Wednesday, July 25, 2007

Krauss and Dawkins Discuss Science and Religion

The July issue of Scientific American runs a dialog between Oxford biologist and uber-Atheist Richard Dawkins and physicist Lawrence Krauss from Cleveland's Case Western about how science should respond to religion. The online edition has an extended version of the conversation. Given the two scientists' contrasting temperaments, the conversation is surprisingly low-key.

On the other hand, it is unsurprisingly frustrating. Dawkin's response to the question -- how science should respond to religion -- is to call religion "bad science" and argue against it at every turn as he would any other bad science. Dawkins' method of persuasion consiste of reminding people he is smarter than they are and calling those who disagree with him ignorant. While his argument is popular among fellow nonbelievers, he has unsurprisingly failed to inspire mass exodus from houses of worship.

Krauss's approach is better, though it would hard to get much worse. Krauss is more an evangelist for science than against religion. He will argue against religious beliefs that conflict with scientific evidence but not against faith itself. And when he does argue against such beliefs he tries to do so in a less-dickish way than Dawkins.

While I liked Krauss's passages much better than Dawkins's I have two quarrels. First, Krauss unfortunately describes his method of persuasion as "seduction," which he should stop doing pretty much now unless it is his ambition to be quoted in every Answers in Genesis fundraising letter for the next ten years.

More fundamentally, Krauss's approach at best might get people interested in studying science. What he does not offer is an effective strategy for persuading people to find constructive means of resolving disagreements between religion and science.

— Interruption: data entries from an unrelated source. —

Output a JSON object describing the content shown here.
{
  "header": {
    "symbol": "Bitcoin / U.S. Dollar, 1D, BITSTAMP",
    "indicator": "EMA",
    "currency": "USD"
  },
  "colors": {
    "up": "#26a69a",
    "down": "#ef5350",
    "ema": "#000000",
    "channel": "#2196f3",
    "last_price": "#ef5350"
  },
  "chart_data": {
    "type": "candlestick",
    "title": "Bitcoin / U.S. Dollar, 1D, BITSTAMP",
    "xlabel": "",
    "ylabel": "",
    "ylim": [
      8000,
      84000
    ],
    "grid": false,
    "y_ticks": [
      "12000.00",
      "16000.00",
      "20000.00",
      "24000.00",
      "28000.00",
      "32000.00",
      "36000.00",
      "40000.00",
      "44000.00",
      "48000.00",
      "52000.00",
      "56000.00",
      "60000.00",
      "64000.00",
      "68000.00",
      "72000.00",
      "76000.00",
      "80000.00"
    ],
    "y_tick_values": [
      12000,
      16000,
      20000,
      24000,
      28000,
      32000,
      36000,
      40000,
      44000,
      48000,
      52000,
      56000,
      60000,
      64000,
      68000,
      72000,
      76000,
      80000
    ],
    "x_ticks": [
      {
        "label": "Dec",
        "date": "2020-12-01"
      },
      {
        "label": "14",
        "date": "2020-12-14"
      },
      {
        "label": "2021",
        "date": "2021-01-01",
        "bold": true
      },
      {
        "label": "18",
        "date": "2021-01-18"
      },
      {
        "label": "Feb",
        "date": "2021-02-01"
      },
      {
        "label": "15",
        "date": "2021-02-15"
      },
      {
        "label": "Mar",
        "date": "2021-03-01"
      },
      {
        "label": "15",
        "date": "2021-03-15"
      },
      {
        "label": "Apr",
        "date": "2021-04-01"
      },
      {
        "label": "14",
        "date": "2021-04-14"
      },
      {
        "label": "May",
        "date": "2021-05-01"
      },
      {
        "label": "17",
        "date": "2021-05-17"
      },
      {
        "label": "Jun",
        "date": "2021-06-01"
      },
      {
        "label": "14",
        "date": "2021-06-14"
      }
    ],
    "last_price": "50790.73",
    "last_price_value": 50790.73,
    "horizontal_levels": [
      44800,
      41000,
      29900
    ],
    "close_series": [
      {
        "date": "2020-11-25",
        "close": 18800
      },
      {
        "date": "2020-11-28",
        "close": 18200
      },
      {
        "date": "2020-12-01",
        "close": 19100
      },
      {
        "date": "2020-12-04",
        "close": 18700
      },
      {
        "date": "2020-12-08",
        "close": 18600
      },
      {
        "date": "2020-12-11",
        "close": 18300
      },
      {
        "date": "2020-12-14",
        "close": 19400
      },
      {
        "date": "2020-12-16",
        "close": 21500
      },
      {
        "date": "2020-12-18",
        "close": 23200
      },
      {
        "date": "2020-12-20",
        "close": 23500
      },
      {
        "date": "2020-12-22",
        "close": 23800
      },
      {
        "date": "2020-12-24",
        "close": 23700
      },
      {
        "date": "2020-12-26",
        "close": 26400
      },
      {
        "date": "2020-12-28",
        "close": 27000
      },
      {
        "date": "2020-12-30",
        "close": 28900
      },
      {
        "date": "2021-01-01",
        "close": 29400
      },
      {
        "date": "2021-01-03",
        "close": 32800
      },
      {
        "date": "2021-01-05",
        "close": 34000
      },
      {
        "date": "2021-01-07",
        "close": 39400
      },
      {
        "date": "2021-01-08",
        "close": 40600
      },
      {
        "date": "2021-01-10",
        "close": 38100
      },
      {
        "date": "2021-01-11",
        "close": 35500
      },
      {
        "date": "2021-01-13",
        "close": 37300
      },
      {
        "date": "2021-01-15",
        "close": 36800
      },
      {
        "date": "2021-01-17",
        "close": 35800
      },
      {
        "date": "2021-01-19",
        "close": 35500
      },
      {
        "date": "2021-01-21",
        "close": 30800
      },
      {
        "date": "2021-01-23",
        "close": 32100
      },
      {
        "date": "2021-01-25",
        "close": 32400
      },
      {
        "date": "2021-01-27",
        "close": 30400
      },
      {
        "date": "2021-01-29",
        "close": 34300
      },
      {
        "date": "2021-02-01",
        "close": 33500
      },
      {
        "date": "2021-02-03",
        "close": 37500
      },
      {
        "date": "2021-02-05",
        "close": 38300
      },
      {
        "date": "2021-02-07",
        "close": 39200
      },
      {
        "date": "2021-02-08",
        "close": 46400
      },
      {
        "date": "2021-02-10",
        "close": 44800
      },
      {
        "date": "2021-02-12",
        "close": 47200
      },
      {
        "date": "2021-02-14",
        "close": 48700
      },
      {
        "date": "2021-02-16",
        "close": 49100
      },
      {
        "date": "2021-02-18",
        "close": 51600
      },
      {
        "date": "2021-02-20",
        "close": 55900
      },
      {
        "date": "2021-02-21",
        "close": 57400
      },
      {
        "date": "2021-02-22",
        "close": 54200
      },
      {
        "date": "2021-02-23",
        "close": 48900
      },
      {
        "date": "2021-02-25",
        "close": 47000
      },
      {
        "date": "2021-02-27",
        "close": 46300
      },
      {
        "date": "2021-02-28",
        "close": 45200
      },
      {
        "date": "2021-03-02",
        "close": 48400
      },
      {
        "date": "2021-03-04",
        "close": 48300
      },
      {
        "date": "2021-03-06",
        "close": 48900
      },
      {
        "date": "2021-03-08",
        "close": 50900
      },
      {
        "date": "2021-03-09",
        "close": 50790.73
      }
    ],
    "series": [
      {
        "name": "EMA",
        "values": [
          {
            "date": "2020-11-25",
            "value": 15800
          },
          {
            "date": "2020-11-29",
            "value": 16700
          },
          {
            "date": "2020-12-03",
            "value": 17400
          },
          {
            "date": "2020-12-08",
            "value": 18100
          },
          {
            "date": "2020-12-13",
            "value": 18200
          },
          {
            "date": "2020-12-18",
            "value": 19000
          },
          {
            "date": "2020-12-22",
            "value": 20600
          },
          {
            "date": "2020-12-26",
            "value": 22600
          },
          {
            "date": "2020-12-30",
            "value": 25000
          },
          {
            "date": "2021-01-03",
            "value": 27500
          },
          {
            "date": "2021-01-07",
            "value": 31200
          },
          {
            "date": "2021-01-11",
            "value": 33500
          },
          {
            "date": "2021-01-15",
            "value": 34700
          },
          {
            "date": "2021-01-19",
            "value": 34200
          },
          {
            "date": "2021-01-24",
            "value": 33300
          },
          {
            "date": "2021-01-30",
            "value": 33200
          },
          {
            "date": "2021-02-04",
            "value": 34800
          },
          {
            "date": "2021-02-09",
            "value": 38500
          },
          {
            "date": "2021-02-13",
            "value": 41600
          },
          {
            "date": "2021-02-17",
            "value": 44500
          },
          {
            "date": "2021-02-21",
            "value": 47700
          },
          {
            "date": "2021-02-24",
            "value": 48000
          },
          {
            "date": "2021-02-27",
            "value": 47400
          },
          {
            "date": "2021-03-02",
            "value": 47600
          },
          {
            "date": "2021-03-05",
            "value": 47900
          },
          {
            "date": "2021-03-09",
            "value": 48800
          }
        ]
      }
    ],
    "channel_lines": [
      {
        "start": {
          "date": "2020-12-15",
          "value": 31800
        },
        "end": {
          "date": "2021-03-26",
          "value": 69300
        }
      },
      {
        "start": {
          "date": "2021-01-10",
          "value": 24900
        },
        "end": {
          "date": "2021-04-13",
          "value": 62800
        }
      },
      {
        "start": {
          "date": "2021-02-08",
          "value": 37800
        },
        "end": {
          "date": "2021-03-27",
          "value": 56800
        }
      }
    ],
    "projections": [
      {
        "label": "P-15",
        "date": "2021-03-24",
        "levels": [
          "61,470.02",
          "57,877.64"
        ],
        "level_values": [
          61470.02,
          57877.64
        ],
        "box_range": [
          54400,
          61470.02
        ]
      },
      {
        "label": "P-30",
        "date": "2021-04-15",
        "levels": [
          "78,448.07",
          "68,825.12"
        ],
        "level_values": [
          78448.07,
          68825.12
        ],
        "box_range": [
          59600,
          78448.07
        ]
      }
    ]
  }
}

Just as the press "doesn't get religion," neither do an awful lot of scientists. However much contemporary theologians put a rational gloss on faith or however much outfits like the Discovery Institute try to put build an empirical case for God, fact is religion is a non-rational enterprise. I don't try to justify my faith with much more than the belief at the core of my being that God exists. Whatever people do to rationalize spiritual beliefs, I suspect most if not all start in a similarly nonrational place.

Krauss acknowledges this:

    As long as the tenets of faith go beyond reason, i.e. go beyond issues that can be settled by evidence or lack of evidence, faith lies in the realm of human activity that has little to do with reason. Going back to my earlier point, if this realm was restricted to religion alone one might have a good argument for trying to squelch religion. But, like it or not, it is a central facet of much of what it means to be a human. All of us share some characteristics with Lewis Carroll’s Queen, who believed six impossible things before breakfast each day. For most people religion is one way of making sense of an irrational world, a world that is not fair, in which human justice is an afterthought.
Which is fine as far as it goes, but Krauss doesn't come to grips with the implications for his project. If believers in scientific method want to win converts, they need to begin by acknowledging that people of faith need their faith. To evangelize or seduce or, hell, persuade people to respect scientific rationalism, they need to work help people reconcile that rationalism with their faith rather than force them into a choice between the two.

As for Dawkins, he will have no truck with the non-rational side of human nature. At first blush, one might ascribe this to the hyper-rational Vulcan like personality Dawkins tries to cultivate. But in fact, when he moves from arguing for scientifc fact to arguing that religion is evil, Dawkins begins to sound as emotional and post-rational as Rod Parsley.

Personally, I've journeyed from Christian to atheist to theistic Unitarian and at every step of the way, I've had a strong emotional reaction to people with different beliefs. I don't know why this is so, but suspect that it drives much of the vitriol the current crop of atheist writers have toward religion. In any event, with over ninety percent of Americans professing a belief in God, Dawkins is unlikely to make much headway simply by telling such an overwhelming bulk of the population that they are deluded.

2 comments:

Unknown said...

I posted an article on Dawkins at Digital Journal that you might be interested in. The article can be found at:

http://www.digitaljournal.com/article/210063/The_Dawkins_Defeat

If you haven't heard of Digital Journal... I was accepted as a writer there a few days ago and if your writing is good, you can get paid for submitting articles.

Paul said...

Pho:

This debate is so tiresome, but I don't see it coming to an end. It is unfortunate that people become so polarized (ie if you don't agree 100% with my position, it's because you're stupid).

I'd just like someone to tell me who or what initiated the Big Bang, and what is outside the limits of our universe. Until I get that answer, I'll hang on to my faith.